CIPHER: Cryptographic Insecurity Profiling via Hybrid Evaluation of Responses
Max Manolov, Tony Gao, Siddharth Shukla, Cheng-Ting Chou, Ryan Lagasse
TL;DR
The paper tackles the risk of cryptographic insecurity in LLM-generated Python code by introducing CIPHER, a standardized benchmark that uses insecure/neutral/secure prompt triplets, a cryptography-focused vulnerability taxonomy, and line-level evidence to profile vulnerability incidence.
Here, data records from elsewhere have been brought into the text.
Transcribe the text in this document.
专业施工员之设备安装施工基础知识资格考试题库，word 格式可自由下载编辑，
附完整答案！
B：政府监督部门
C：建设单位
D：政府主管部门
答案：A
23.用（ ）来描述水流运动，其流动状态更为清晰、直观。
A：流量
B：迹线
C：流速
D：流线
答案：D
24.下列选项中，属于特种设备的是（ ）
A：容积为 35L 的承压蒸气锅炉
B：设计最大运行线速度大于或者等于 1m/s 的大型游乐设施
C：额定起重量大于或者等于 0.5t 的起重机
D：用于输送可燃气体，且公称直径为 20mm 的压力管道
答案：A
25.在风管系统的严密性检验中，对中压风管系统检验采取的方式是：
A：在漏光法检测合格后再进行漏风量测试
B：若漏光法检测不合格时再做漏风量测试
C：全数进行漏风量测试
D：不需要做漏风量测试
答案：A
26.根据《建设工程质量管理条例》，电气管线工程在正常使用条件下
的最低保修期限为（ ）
It provides a reproducible scoring pipeline and applies it to seven widely used LLMs, showing consistently high vulnerability rates even under explicit secure prompting, thus revealing limits to prompt-based security steering. The work situates CIPHER within related efforts on LLM evaluation and crypto API misuse, emphasizing controlled prompting, taxonomy-driven judgments, and scalable, argument-based scoring. By releasing the dataset and pipeline, the authors offer a practical foundation for ongoing measurement and improvement of cryptographic safety in code-generation systems.
Abstract
Large language models (LLMs) are increasingly used to assist developers with code, yet their implementations of cryptographic functionality often contain exploitable flaws. Minor design choices (e.g., static initialization vectors or missing authentication) can silently invalidate security guarantees. We introduce CIPHER(\textbf{C}ryptographic \textbf{I}nsecurity \textbf{P}rofiling via \textbf{H}ybrid \textbf{E}valuation of \textbf{R}esponses), a benchmark for measuring cryptographic vulnerability incidence in LLM-generated Python code under controlled security-guidance conditions. CIPHER uses insecure/neutral/secure prompt variants per task, a cryptography-specific vulnerability taxonomy, and line-level attribution via an automated scoring pipeline. Across a diverse set of widely used LLMs, we find that explicit ``secure'' prompting reduces some targeted issues but does not reliably eliminate cryptographic vulnerabilities overall. The benchmark and reproducible scoring pipeline will be publicly released upon publication.